One star of the story is California Strategies, the lobbying outfit set up by Bob White, the San Diego State University alum and onetime social director of fraternities there who became Republican Pete Wilson's closest confidante and advisor as he rose from mayor of San Diego to the U.S. Senate to governor of California.

The San Diego offices of California Strategies, run by Ben Haddad and Craig Benedetto, have long made hay working for government agencies in San Diego.

As reported here last month, the firm is being paid $12,000 a month by the San Diego County Regional Airport Authority to help "provide strategic guidance, messages and communications tools for the Authority’s communications and interaction with elected officials and local, state and federal agencies on the Authority planning and initiative process.”

In 2009, the company picked up $280,950 from the city of San Diego's Centre City Development Corporation to act as “community outreach consultant” for a plan desired by GOP then-mayor Jerry Sanders to build a costly new city hall.

All the while, the firm has been busy lobbying the city on behalf of a long roster of private clients, and handing out plenty of campaign cash to local politicos, a situation that some critics say creates plenty of potential conflicts of interest.

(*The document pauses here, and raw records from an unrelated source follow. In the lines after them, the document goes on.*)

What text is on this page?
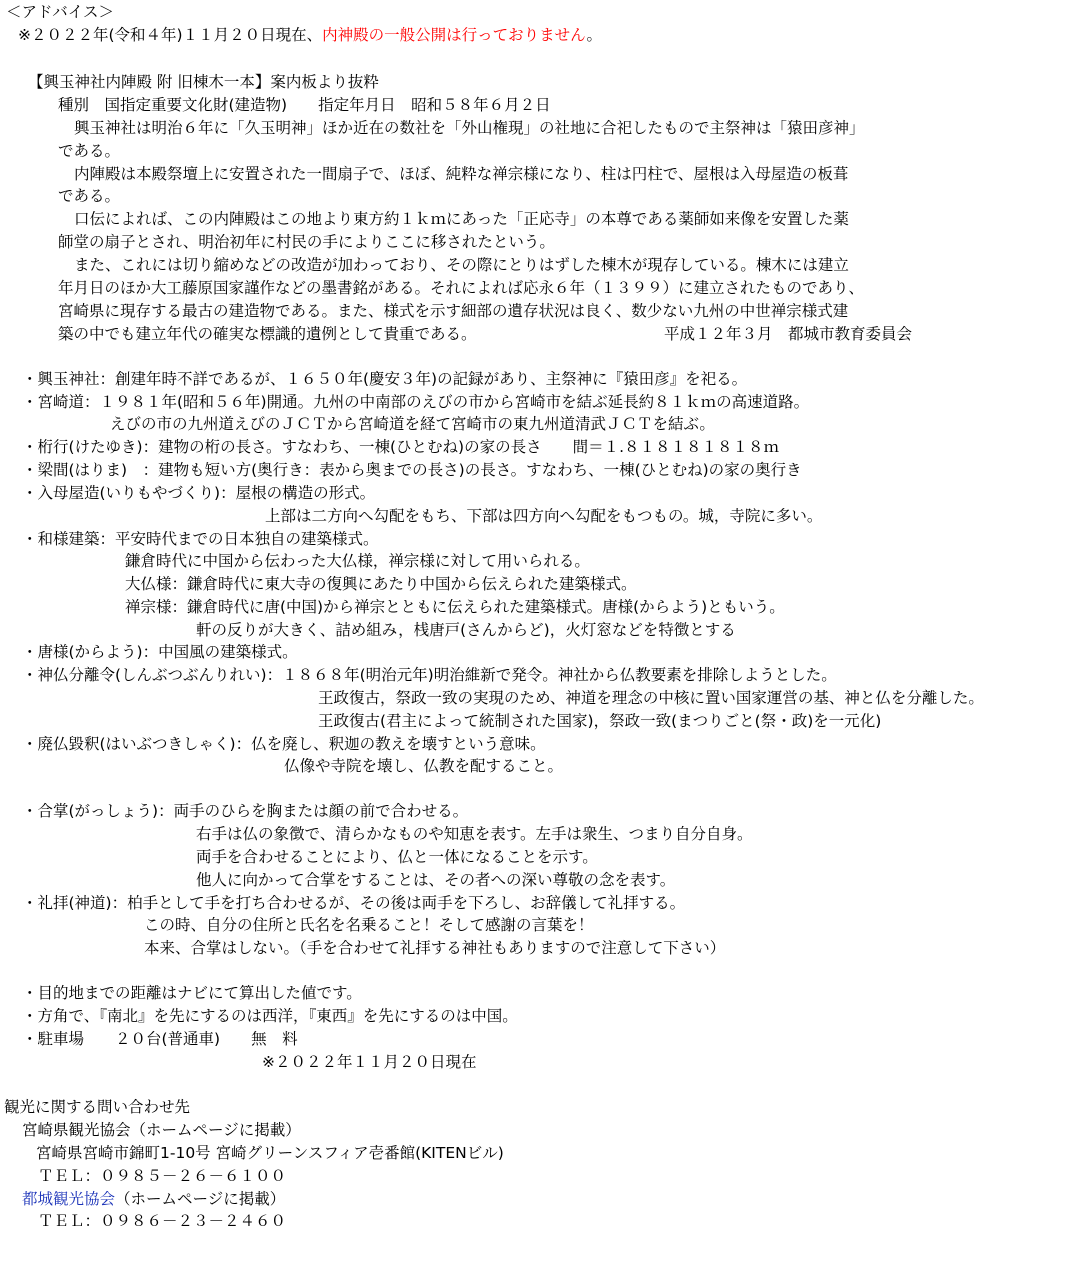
＜アドバイス＞
※２０２２年(令和４年)１１月２０日現在、内神殿の一般公開は行っておりません。
【興玉神社内陣殿 附 旧棟木一本】案内板より抜粋
種別　国指定重要文化財(建造物)　　指定年月日　昭和５８年６月２日
興玉神社は明治６年に「久玉明神」ほか近在の数社を「外山権現」の社地に合祀したもので主祭神は「猿田彦神」
である。
内陣殿は本殿祭壇上に安置された一間扇子で、ほぼ、純粋な禅宗様になり、柱は円柱で、屋根は入母屋造の板葺
である。
口伝によれば、この内陣殿はこの地より東方約１ｋｍにあった「正応寺」の本尊である薬師如来像を安置した薬
師堂の扇子とされ、明治初年に村民の手によりここに移されたという。
また、これには切り縮めなどの改造が加わっており、その際にとりはずした棟木が現存している。棟木には建立
年月日のほか大工藤原国家謹作などの墨書銘がある。それによれば応永６年（１３９９）に建立されたものであり、
宮崎県に現存する最古の建造物である。また、様式を示す細部の遺存状況は良く、数少ない九州の中世禅宗様式建
築の中でも建立年代の確実な標識的遺例として貴重である。	平成１２年３月　都城市教育委員会
・興玉神社：創建年時不詳であるが、１６５０年(慶安３年)の記録があり、主祭神に『猿田彦』を祀る。
・宮崎道：１９８１年(昭和５６年)開通。九州の中南部のえびの市から宮崎市を結ぶ延長約８１ｋｍの高速道路。
えびの市の九州道えびのＪＣＴから宮崎道を経て宮崎市の東九州道清武ＪＣＴを結ぶ。
・桁行(けたゆき)：建物の桁の長さ。すなわち、一棟(ひとむね)の家の長さ　　間＝１.８１８１８１８１８ｍ
・梁間(はりま)　：建物も短い方(奥行き：表から奥までの長さ)の長さ。すなわち、一棟(ひとむね)の家の奥行き
・入母屋造(いりもやづくり)：屋根の構造の形式。
上部は二方向へ勾配をもち、下部は四方向へ勾配をもつもの。城，寺院に多い。
・和様建築：平安時代までの日本独自の建築様式。
鎌倉時代に中国から伝わった大仏様，禅宗様に対して用いられる。
大仏様：鎌倉時代に東大寺の復興にあたり中国から伝えられた建築様式。
禅宗様：鎌倉時代に唐(中国)から禅宗とともに伝えられた建築様式。唐様(からよう)ともいう。
軒の反りが大きく、詰め組み，桟唐戸(さんからど)，火灯窓などを特徴とする
・唐様(からよう)：中国風の建築様式。
・神仏分離令(しんぶつぶんりれい)：１８６８年(明治元年)明治維新で発令。神社から仏教要素を排除しようとした。
王政復古，祭政一致の実現のため、神道を理念の中核に置い国家運営の基、神と仏を分離した。
王政復古(君主によって統制された国家)，祭政一致(まつりごと(祭・政)を一元化)
・廃仏毀釈(はいぶつきしゃく)：仏を廃し、釈迦の教えを壊すという意味。
仏像や寺院を壊し、仏教を配すること。
・合掌(がっしょう)：両手のひらを胸または顔の前で合わせる。
右手は仏の象徴で、清らかなものや知恵を表す。左手は衆生、つまり自分自身。
両手を合わせることにより、仏と一体になることを示す。
他人に向かって合掌をすることは、その者への深い尊敬の念を表す。
・礼拝(神道)：柏手として手を打ち合わせるが、その後は両手を下ろし、お辞儀して礼拝する。
この時、自分の住所と氏名を名乗ること！そして感謝の言葉を！
本来、合掌はしない。（手を合わせて礼拝する神社もありますので注意して下さい）
・目的地までの距離はナビにて算出した値です。
・方角で、『南北』を先にするのは西洋，『東西』を先にするのは中国。
・駐車場　　２０台(普通車)　　無　料
※２０２２年１１月２０日現在
観光に関する問い合わせ先
宮崎県観光協会（ホームページに掲載）
宮崎県宮崎市錦町1-10号 宮崎グリーンスフィア壱番館(KITENビル)
ＴＥＬ：０９８５－２６－６１００
都城観光協会（ホームページに掲載）
ＴＥＬ：０９８６－２３－２４６０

Today's L.A. Times reports that White's firm has also been mining some big cash in the super rich beachside haven of Malibu, just north of L.A., by working for both the city government there and a famous denizen who's been fighting city hall:

In Malibu, officials raised concerns about potential conflicts of interest in the way their work was being handled by a firm called California Strategies, which the city has paid $150,000 a year since 2004 for state government advocacy. The firm simultaneously represented U2 guitarist David Evans, better known as the Edge, in his 2009 quest to build five homes on the bluffs overlooking the Malibu coastline — an effort some members of the City Council opposed.

"It made me uneasy, because the lobbying firm [was] representing something the city may not be happy with," said Jefferson Wagner, who sat on the City Council from 2008 until mid-2012. Wagner was opposed to the development and told the city's advocate, California Strategies' Ted Harris, that the firm's work on the project "made it awkward for me."

Jason Kinney, a spokesman for the firm, said its partners determined there was no conflict in accepting Evans as a client because the necessary permits were dispensed by the California Coastal Commission, not the Malibu City Council. The Coastal Commission ultimately rejected the project.